Der Verband der Europäischen Weinbauregionen hat sein 20-jähriges Bestehen gefeiert und hat der “Déclaration de Reims” zugestimmt.
Der Präsident des CERVIM, François Stévenin, hat - auch als Vertreter des Aostatals - an der Plenarsitzung der Arev (Verband der Europäischen Weinbauregionen) teilgenommen, die am 30. und 31. Mai in Reims stattgefunden hat.

Bei diesem Anlass wurde das 20-jährige Bestehen der Arev gefeiert, die 70 Regionen aus 17 europäischen Ländern zu ihren Mitgliedern zählt, und zu deren Vorsitzendem Jean-Paul Bachy, Präsident der Champagne-Ardenne, ernannt worden ist.

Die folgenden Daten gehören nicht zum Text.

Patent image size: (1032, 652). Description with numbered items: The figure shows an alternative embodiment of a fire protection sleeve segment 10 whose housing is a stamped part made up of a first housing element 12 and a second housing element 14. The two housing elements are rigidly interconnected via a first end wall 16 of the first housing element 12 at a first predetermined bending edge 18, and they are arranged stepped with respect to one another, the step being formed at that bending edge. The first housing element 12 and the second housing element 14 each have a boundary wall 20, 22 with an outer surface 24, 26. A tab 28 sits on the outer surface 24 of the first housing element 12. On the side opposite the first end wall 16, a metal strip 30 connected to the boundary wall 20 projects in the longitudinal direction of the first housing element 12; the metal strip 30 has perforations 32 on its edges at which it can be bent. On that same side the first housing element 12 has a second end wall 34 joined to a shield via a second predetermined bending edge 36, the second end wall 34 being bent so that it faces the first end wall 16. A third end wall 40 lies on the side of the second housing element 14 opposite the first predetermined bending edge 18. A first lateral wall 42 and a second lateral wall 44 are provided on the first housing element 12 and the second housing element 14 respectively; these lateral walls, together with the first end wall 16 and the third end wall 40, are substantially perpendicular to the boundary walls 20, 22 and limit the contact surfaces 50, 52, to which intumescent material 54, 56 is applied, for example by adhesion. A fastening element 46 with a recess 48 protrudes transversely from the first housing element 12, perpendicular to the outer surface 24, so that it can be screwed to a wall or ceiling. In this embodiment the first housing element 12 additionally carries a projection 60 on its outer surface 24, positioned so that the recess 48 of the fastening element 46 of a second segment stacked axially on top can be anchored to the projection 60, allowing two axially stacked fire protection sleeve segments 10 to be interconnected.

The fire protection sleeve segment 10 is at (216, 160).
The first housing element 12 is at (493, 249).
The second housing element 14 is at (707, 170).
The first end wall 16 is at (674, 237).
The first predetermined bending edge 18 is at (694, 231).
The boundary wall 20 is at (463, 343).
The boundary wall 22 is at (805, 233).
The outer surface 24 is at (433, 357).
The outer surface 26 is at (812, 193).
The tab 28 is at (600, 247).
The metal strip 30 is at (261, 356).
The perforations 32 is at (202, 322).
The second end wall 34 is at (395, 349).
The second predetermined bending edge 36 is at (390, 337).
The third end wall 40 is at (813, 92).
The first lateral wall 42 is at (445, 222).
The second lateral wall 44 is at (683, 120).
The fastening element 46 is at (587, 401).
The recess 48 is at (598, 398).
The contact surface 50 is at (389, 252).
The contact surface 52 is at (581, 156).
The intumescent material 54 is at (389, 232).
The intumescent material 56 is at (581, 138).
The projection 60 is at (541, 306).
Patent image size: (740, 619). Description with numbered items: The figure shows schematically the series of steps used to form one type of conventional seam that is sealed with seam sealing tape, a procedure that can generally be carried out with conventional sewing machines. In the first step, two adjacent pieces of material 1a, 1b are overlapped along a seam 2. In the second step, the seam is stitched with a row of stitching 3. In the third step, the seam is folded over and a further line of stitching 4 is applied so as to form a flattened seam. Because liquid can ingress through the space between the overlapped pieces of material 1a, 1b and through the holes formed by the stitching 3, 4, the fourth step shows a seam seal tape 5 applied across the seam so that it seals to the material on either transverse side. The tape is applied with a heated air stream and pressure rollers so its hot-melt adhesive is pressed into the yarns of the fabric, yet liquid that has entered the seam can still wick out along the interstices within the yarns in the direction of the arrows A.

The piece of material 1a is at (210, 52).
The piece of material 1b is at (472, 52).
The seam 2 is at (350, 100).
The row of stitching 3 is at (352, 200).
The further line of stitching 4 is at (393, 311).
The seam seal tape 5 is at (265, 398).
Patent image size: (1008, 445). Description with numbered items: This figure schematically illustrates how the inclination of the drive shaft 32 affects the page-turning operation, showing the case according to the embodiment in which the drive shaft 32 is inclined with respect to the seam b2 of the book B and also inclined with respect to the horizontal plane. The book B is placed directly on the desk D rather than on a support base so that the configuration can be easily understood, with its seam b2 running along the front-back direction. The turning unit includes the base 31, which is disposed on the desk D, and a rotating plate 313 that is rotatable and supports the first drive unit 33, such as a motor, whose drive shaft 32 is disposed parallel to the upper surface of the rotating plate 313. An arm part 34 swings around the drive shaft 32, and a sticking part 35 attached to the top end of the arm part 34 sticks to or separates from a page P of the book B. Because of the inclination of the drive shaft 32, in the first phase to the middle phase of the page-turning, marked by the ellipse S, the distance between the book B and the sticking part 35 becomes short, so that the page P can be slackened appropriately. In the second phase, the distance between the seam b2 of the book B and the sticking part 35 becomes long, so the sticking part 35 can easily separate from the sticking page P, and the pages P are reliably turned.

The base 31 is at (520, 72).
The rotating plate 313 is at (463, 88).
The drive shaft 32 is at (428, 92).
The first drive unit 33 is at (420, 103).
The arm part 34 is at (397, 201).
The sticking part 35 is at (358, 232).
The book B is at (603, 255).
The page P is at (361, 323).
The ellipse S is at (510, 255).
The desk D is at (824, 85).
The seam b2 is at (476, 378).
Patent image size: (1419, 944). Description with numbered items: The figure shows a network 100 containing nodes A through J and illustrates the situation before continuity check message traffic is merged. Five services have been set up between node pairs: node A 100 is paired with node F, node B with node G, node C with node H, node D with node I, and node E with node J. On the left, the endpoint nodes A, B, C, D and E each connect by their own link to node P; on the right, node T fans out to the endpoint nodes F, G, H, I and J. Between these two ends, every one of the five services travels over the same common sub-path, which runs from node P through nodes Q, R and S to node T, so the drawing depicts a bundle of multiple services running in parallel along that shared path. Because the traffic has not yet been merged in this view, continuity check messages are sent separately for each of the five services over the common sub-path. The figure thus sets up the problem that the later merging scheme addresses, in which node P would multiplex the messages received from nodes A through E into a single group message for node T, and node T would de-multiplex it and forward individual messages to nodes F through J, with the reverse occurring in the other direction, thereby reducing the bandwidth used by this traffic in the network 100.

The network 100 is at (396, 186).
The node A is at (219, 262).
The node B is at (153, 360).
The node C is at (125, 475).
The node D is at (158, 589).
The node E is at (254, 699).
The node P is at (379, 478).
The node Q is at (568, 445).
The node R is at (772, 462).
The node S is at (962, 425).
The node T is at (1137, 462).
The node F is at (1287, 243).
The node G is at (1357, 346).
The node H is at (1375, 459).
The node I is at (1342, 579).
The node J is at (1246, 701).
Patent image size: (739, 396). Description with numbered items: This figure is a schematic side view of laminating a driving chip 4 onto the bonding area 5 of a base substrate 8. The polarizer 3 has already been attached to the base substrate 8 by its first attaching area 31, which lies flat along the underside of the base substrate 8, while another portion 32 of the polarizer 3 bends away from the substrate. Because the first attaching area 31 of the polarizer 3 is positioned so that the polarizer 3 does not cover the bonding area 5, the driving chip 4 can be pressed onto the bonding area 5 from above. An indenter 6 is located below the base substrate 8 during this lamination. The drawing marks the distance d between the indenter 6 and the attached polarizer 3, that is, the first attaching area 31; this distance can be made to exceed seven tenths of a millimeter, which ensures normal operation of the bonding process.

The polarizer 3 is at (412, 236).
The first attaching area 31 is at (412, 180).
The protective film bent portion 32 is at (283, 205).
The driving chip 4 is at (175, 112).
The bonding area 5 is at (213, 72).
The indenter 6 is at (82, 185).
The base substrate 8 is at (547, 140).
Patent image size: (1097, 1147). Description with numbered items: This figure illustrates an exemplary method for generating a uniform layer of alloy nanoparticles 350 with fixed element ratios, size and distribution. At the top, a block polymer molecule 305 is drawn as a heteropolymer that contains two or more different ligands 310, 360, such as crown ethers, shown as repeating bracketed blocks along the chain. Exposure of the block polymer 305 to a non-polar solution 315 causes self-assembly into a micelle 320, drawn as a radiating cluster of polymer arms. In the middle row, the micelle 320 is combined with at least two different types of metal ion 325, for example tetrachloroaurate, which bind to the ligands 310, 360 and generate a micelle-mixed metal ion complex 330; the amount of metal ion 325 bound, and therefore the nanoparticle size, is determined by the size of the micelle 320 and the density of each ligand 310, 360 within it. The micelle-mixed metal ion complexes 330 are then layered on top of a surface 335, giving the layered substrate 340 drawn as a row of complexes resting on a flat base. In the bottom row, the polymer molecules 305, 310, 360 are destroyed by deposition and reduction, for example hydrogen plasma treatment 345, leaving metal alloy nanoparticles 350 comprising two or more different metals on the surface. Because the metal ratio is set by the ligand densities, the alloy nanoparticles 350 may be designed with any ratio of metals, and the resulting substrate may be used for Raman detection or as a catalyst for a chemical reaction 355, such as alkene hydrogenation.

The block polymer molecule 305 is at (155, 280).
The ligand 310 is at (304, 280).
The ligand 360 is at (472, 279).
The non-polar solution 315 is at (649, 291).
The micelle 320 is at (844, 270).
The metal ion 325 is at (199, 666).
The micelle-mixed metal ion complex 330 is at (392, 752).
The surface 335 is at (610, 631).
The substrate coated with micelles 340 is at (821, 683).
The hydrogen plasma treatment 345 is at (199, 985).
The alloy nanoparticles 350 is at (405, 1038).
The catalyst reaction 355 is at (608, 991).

An den beiden Sitzungstagen hat die Versammlung einem für die Hersteller und die Verbraucher äußerst wichtigen Dokument zugestimmt, und zwar der “ Déclaration de Reims”, in der eine Reihe von Standpunkten bekräftigt worden ist:

  • die Arev erklärt noch einmal ihren Widerspruch gegen die Aufhebung des Anbaurechts und bittet die Staaten der Europäischen Union, vor 2012 keinen Beschluss über die Abschaffung des derzeitigen Systems zu fassen;
  • die Arev hat sich stets gegen die Angabe des "cépage" (Weinrebe) und der "Tausendstel" auf den Etiketten der Tafelweine ausgesprochen, da eine derartige Maßnahme gegen die Bemühungen geht, die Qualität zu verbessern und dadurch die Gefahr entsteht, unter den Verbrauchern Verwirrung hervorzurufen. Die Arev bittet die Europäische Union, wenigstens die Echtheit der Ursprungsangaben streng zu kontrollieren;
  • die Arev unterstreicht, dass die jahrhundertealten, kontrollierten önologischen Praktiken einen Trumpf für den Markt darstellen, und dass die Genehmigung neuer Praktiken erst dann erteilt werden kann, wenn das allgemeine Interesse der Hersteller und Verbraucher bewiesen ist;
  • die Arev bekräftigt nochmals, dass das Entwurzelungsprogramm nicht zur Ausrottung historischer Weinberge führen darf, die eine wesentliche Bedeutung sowohl sozialwirtschaftlicher und landschaftlicher Art als auch bezüglich der Bioverschiedenheit haben: Die Spezifität ganzer Gebiete muss gewahrt werden, insbesondere was die Weinberge an Steilhängen betrifft.